To do that, though, there will have to be some refocusing of the image. Mackenzie-Forbes tells the story that when in Sydney, Placido Domingo did not realise that the Victoria State Opera was located in Melbourne. ``We would like it to be the Melbourne Opera in the Melbourne Opera House," he says. This could be particularly important internationally, as a signifier.

``Jumbo jetloads of Indonesians go off to see The Ring at the Met in New York. It's madness they're not coming here instead of crossing the world."

So the Ring is on hold, as is the matter of Divall's replacement. He is to remain principal guest conductor, but the idea at the moment is perhaps not to appoint a new music director. This, the reader will be interested to learn, is the fashion now among opera companies. Partly this is because opera is now seen in a less exclusively musical way; Mackenzie-Forbes talks about the possibility of Divall's successor being a theatre director. But partly, too, one suspects, this development draws strength from rampant managerialism. Too much expertise is suspect nowadays, since it draws its authority from other values; the idea seems to be that anybody trained in management can run anything.

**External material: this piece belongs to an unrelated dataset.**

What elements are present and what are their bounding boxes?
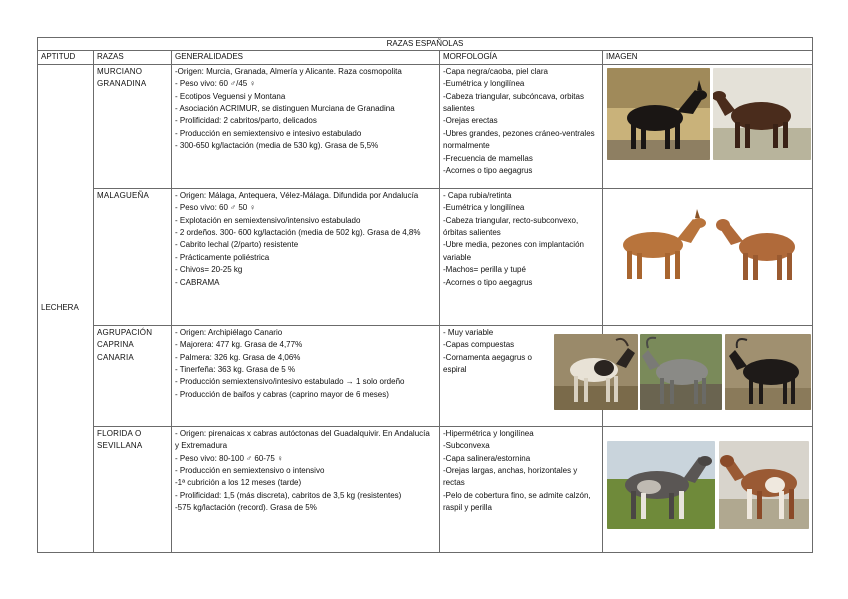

Divall who oscillates in conversation between ``we" and ``they" when talking of the VSO sees the future of the company as being ``enormously bright". It still tends to conservatism in its repertoire, he says, and has not yet been able to build up a permanent chorus or find enough subsidiary engagements to support singers.

Meanwhile Divall's own career continues: he has a number of overseas engagements lined up, including conducting the English National Opera's revival of Don Quixote.

At long last subsidy prospects are improving. While there are no immediate prospects of a direct increase in the State Government grant, Haddon Storey is prepared to consider one should the Arts Ministry's allocation be increased as state finances improve.

And under the Commonwealth Government's Creative Nation scheme, funds are being made available to encourage joint productions, an area where the VSO has already been well to the fore.